CONCOURS
Le « Clairefontaine » de la gastronomie sera prêt en 2024

D’ici deux ans, les chefs cuisiniers auront un centre d’entraînement à part entière pour se préparer aux concours internationaux. Laurent Wauquiez est venu présenter ce projet, jeudi 10 février à l’Institut Paul Bocuse à Écully (Rhône), l’une des deux structures piliers de ce futur centre d’excellence de la gastronomie.
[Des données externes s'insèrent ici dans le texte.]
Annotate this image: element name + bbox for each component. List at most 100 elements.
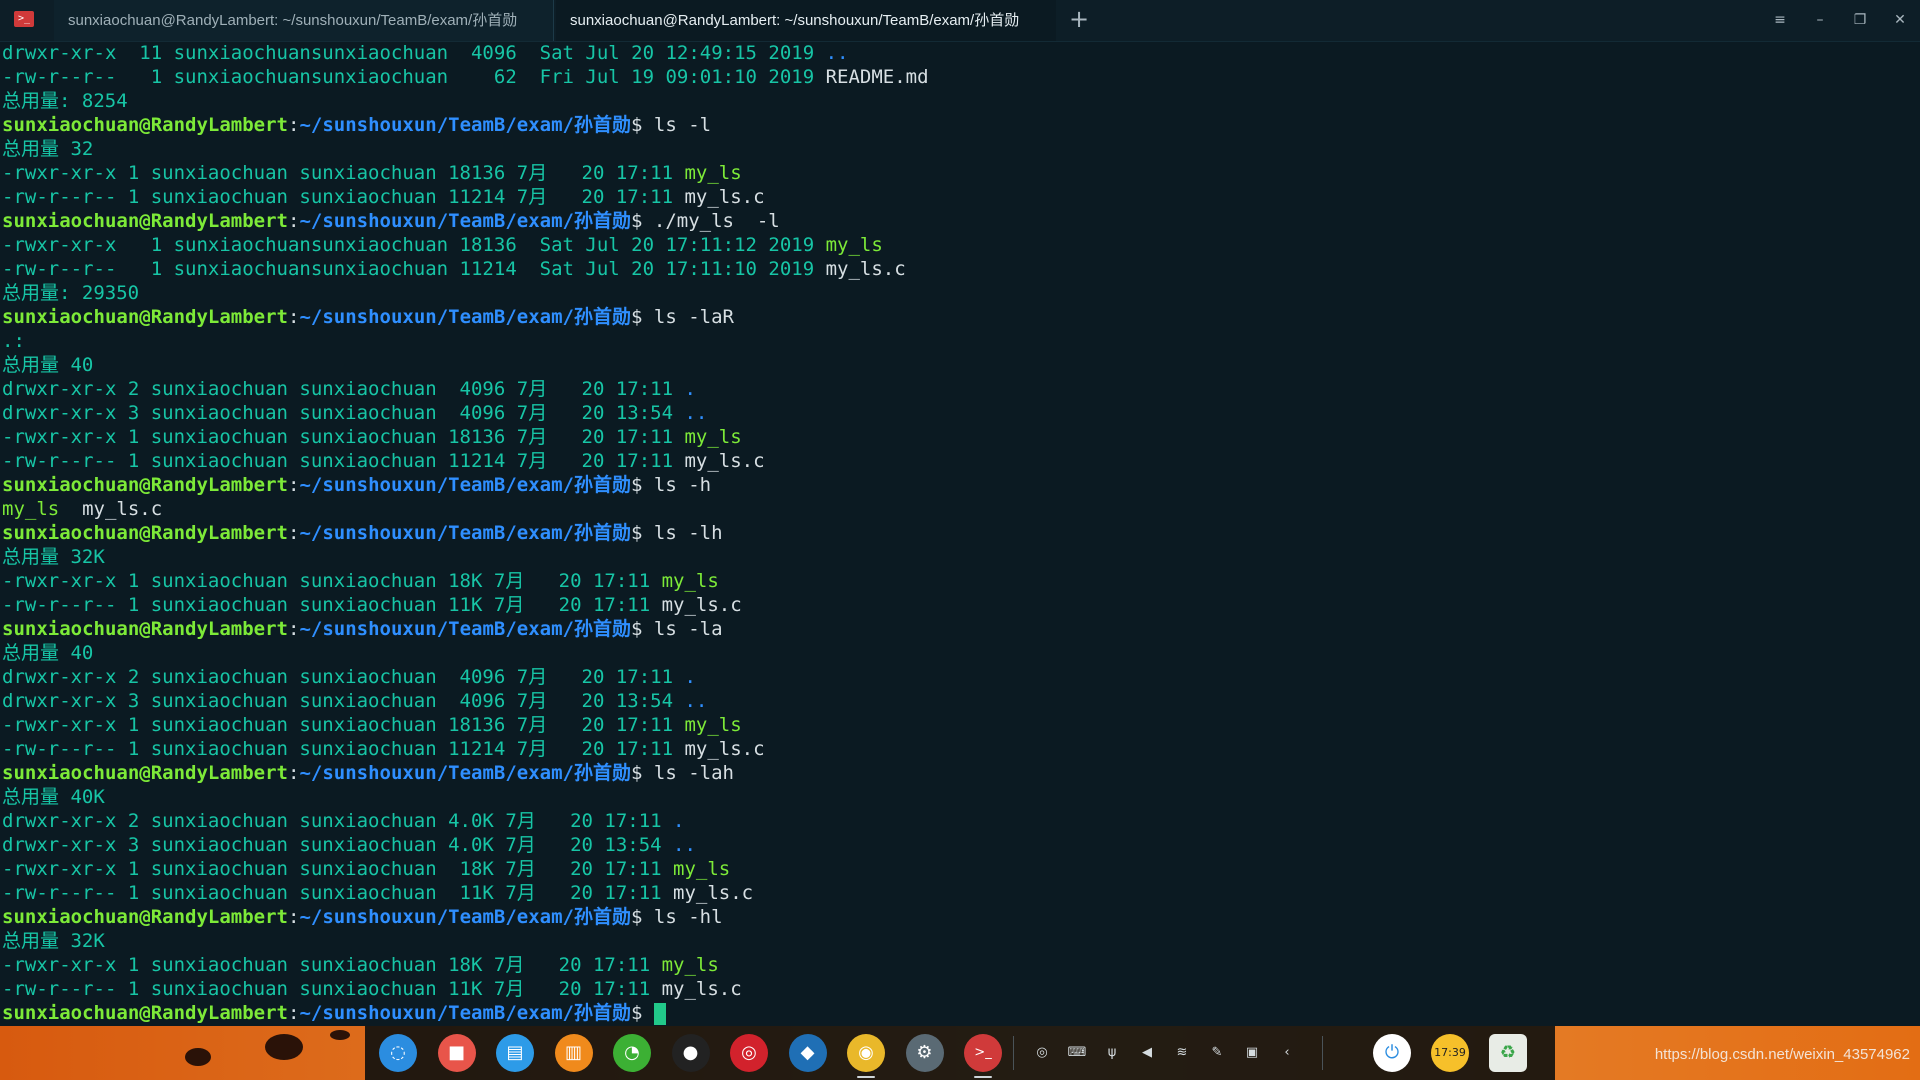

Le « Clairefontaine » de la gastronomie sera prêt en 2024
Jeudi 10 février, lancement du centre d’excellence de la gastronomie et des métiers de bouche, à l’Institut Paul Bocuse à Écully, près de Lyon. ©Alison Pelotier

Davy Tissot, gagnant du Bocuse d’or 2021, avait lancé l’idée l’année dernière au Sirha, à l’issue du prestigieux concours (voir encadré). Une fois n’est pas coutume, le président de Région, Laurent Wauquiez, a saisi l’opportunité au vol ! Celle de doter Lyon et la région Aura d’un lieu pérenne où les chefs cuisiniers pourraient se préparer au mieux aux concours internationaux. « Les footballeurs ont leur Clairefontaine. Les joueurs de rugby leur centre à Marcoussis. Je ne vois pas pourquoi les chefs cuisiniers n’auraient pas le droit aussi à leur centre d’entraînement ! » a lancé Laurent Wauquiez lors du lancement du centre d’excellence de la gastronomie. Tout en précisant l’importance que devra avoir ce lieu pour former aussi « nos champions boulangers, bouchers, charcutiers traiteurs, sommeliers, pour briller à l’international ».

Deux sites d’entraînement

Un « Clairefontaine » de la gastronomie, c’est donc le projet qui devrait voir le jour d’ici environ deux ans sur deux sites différents. « L’Institut Paul Bocuse servira de centre d’entraînement pour les participants aux Bocuse d’or, les pâtissiers et les sommeliers. Il proposera des hébergements et des équipements de cuisine de grande qualité fabriqués en France. Le CFA de Groisy (Haute-Savoie), qui bénéficiera d’importants travaux de rénovation, accueillera un deuxième lieu d’entraînement, tourné cette fois-ci vers la boulangerie, la boucherie, les charcutiers traiteurs et nos métiers de salle », a précisé le président de Région. Le tout pour un budget global de 25 millions d’euros avec le souhait d’inscrire ce projet dans le plan État-Région. En présence de quelques chefs étoilés comme Régis Marcon, Marc Veyrat et Tabatha Mey, l’idée pour Laurent Wauquiez, c’est que « nos chefs soient accompagnés et traités comme des sportifs de très haut niveau ». Des deux côtés, les plans sont déjà prêts. « Au mois de septembre, nous inaugurerons notre premier plateau technique », annonce Arnaud Gobled, président du campus de Groisy. Les nombreuses fédérations des métiers de bouche venues apporter leur soutien à ce centre auront aussi leur rôle à jouer pour relancer des vocations et donner un nouvel élan aux métiers en tension.

Alison Pelotier

Centre d’excellence / Une condition : pas d’élitisme
Naïs Pirollet, cheffe cuisinière formée à l’Institut Paul Bocuse, en lice pour le Bocuse d’Or 2022. ©Alison Pelotier

Centre d’excellence / Une condition : pas d’élitisme

C’était une condition non négociable pour Davy Tissot : que ce centre d’excellence ne soit pas élitiste mais ouvert à tous. Formé à l’école hôtelière de Vénissieux, le Bocuse d’Or 2021 souhaite, à travers ce lieu, donner la chance à tous les parcours. « Mon souhait, c’est que tous les métiers de la restauration et de l’hôtellerie puissent l’intégrer, que tout le monde puisse être représenté… », a-t-il exprimé très sobrement sous le regard reconnaissant de Nais Pirollet, jeune cuisinière de sa team qui représentera les couleurs de la France au mois de mars prochain au Bocuse d’Or Europe en Hongrie. « L’avenir appartient aux jeunes alors si je peux les aider dans leur accomplissement, c’est avec plaisir », a-t-il ajouté. De quoi booster la jeune cheffe lyonnaise : « C’est avec un immense honneur et beaucoup de pression que je me prépare à affronter ce concours. Je ferai de mon mieux pour le remporter ».